Médias24 : Dans quel contexte est apparue cette nouvelle drogue ?

Abderrahim Habib : Depuis plusieurs années, nos services font face aux cartels sud-américains qui trempent dans le trafic international de cocaïne et cherchent à faire de notre pays une plaque tournante pour le trafic de cette drogue dure.

Novateurs et résilients, ces cartels ne cessent d’identifier de nouveaux marchés, mais aussi de nouveaux produits à commercialiser pour maximiser leurs revenus et étendre leur champ d’activités criminelles, leur objectif étant d’atteindre de nouveaux horizons dans la sphère criminelle.

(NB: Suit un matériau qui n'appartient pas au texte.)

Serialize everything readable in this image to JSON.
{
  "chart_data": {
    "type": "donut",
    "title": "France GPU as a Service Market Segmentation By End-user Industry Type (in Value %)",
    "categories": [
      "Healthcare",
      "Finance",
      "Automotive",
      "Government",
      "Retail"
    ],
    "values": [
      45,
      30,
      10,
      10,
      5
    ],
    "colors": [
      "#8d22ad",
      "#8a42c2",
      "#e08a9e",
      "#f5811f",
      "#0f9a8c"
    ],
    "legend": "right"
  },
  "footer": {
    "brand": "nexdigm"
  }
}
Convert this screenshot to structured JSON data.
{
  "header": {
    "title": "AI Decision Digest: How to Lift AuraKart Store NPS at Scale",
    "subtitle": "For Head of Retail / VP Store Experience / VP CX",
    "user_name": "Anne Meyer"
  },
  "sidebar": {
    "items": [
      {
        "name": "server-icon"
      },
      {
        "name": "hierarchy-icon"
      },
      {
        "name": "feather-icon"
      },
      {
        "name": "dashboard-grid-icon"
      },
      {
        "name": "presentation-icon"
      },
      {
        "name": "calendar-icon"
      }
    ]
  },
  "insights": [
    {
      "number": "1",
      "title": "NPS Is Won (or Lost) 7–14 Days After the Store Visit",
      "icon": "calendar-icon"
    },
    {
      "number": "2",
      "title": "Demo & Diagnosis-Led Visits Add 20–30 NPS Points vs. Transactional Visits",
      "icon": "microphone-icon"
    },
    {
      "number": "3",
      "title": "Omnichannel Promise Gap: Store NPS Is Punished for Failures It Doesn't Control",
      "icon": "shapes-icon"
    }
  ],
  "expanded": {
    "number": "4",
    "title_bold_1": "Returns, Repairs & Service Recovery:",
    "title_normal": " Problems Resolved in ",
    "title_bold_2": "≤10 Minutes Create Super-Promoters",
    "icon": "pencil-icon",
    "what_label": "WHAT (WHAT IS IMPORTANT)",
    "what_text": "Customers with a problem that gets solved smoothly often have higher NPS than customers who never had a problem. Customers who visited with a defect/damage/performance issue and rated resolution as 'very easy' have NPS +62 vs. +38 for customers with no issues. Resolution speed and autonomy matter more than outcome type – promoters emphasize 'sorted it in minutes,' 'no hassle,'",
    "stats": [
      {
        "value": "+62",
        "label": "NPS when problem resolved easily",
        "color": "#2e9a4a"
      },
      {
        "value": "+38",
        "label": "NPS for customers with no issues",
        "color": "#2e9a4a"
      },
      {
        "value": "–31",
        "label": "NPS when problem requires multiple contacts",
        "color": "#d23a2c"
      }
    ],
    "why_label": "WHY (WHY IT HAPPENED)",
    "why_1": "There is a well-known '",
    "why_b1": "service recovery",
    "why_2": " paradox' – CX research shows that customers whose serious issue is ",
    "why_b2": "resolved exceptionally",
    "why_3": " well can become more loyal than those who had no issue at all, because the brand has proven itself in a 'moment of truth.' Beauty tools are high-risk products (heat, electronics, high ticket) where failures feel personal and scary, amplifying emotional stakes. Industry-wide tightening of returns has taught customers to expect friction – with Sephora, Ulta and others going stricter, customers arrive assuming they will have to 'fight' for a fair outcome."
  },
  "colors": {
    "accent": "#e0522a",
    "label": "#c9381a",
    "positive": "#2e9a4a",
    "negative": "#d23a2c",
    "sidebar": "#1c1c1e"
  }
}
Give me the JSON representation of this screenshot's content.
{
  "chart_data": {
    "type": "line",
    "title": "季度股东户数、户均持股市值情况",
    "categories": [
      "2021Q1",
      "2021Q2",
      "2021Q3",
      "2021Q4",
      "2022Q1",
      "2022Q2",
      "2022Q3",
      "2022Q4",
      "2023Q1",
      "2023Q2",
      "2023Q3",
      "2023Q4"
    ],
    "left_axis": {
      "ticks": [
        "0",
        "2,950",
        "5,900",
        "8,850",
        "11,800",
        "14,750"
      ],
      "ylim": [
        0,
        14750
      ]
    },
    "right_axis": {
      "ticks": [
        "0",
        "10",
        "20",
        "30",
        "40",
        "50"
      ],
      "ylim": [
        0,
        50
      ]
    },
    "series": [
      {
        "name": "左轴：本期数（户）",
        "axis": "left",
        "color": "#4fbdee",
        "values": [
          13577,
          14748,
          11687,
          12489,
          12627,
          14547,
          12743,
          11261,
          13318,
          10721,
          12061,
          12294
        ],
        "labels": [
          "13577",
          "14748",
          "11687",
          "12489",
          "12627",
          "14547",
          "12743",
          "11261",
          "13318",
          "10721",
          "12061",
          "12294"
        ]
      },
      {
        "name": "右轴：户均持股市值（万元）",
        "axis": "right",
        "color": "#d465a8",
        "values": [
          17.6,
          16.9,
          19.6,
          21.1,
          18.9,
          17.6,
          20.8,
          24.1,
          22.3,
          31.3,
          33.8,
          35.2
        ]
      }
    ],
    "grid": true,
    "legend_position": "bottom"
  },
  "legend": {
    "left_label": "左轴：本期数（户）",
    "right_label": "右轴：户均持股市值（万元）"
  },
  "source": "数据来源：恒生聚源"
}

Ce constat est étayé par le fait que depuis 2015, le Maroc a saisi plus de 8,8 tonnes de cocaïne destinées au continent européen et à plusieurs pays africains, dont le Maroc en tant que destination finale.

- Lors d’une précédente interview avec Médias24, vous aviez en effet affirmé que 20% à 25% des quantités saisies étaient destinées au marché intérieur marocain.

- Oui mais aujourd’hui, la part commercialisable au Maroc a augmenté. Nous avons en effet démantelé plusieurs groupes criminels qui voulaient s’implanter dans le Royaume pour écouler leurs produits sur place ou procéder à un stockage temporaire dans une zone de transit, voire même de fabrication, de conditionnement et d’écoulement.

- Vous voulez dire que certains criminels ont importé de la pâte de coca et ont fait appel à des chimistes pour la transformer en chlorhydrate de cocaïne au Maroc ?

- Absolument. Mais il y a eu une seule tentative. Car grâce aux efforts déployés, nous avons été en mesure de démanteler en 2016 un laboratoire de transformation de pâte de cocaïne dans la région d’Oujda en procédant à l’arrestation de plusieurs ressortissants sud-américains dont des chimistes.

Depuis cette affaire, nous n’avons plus été confrontés à ce genre de tentative de production. Il n’empêche que les cartels sud-américains restent une menace imminente pour le Maroc.

- En d’autres termes, le Maroc est passé d'une zone de transit à un marché potentiel pour les trafiquants qui peuvent y écouler leur marchandise...

- Il y a en effet de plus en plus de consommateurs au Maroc et par conséquent de trafiquants qui, soit font partie de bandes criminelles organisées, soit, par opportunisme financier, préfèrent délaisser leur activité traditionnelle de trafic de haschich ou de comprimés pour se lancer dans celui, bien plus lucratif, de cocaïne.

- Lors des arrestations opérées par vos services, vous arrive-t-il d’interpeller des têtes pensantes d’origine étrangère ou ne s’agit-il que de petites mains marocaines ?

- Pas du tout. En 2023, nous avons mis un terme aux activités criminelles de trafic de stupéfiants d’une bande composée uniquement de ressortissants subsahariens avec d’importantes saisies de cocaïne acheminées d’Amérique latine à destination du Maroc.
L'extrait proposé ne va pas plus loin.